As soon as we eat, our bodies break down the food into small components, and through the gastrointestinal tract they are absorbed into the blood, where cells transport them throughout the body. What is needed immediately goes to the muscles, the rest is stored in the liver in the form of glycogen, or stored as fat all over our body, where it stays until we need it.
If our muscles need glucose, it is fastest with the glucose in the muscles. Unfortunately, this stock is very limited. You can get through in less than a minute, depending on your training. The glycogen supply can also be quickly converted into glucose, so that it can be burned. Your liver can contain around 100 grams of carbohydrates. If you are fully engaged in sports, such as during a climb, you will be able to get through it in an hour and a half to an hour and 45 minutes.
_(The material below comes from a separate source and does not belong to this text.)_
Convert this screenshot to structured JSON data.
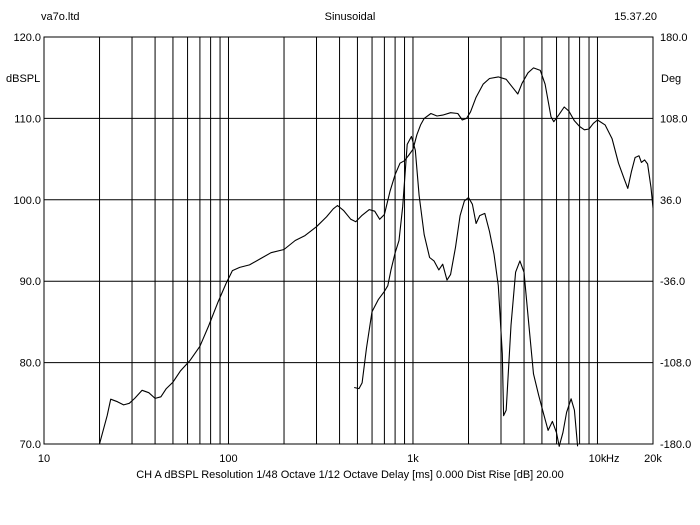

Fats, on the other hand, are available virtually unlimited. Unfortunately, the combustion is a lot slower, and you can see that in your performance. So if you want to perform, you will need to keep sufficient carbohydrates in your liver and muscles.
Health benefits of Cycling?
Below are the 8 most common health benefits of cycling.
- Increases the ration you burn fat everyday.
- Strengthen your muscles.
- Reduces stress.
- Improves your resistance.
- Can Prevent many diseases.
- Lowers high cholesterol.
- Reduces the risk of diabetes.
- Good for your brain.
What kind of cyclist am I?
Do you mainly cycle on a recreational basis and do you enjoy taking beautiful, long bike rides? Then it is important that your bike is comfortable. Are you going to use your bike mainly to drive to and from work, to take your children to school and to do your shopping? It may also be that you want to use the bicycle primarily in a sporty way (for example during competitions?). Then focus on the details like what kind of road bike frame you want and what gadgets are required for performance tours. If you know what you are going to do with your bike, you will know faster what kind of bike you need.
Which bike for which use?
City bikes, transport bikes and mother bikes are mainly focused on robustness, durability and comfort. These are ideal bikes to use if the bike is your main means of transport. Holiday or trekking bikes are perfect bikes to ride long distances with comfort in mind. Mountain bikes and racing bikes are specifically designed to get the best out of yourself from a sporting point of view. Maximum performance in (unknown) terrain: comfort is slightly less important here than performance and pleasure. Of course there are a lot of other types of bicycles. Think of a hybrid bike , cargo bike or a folding bike.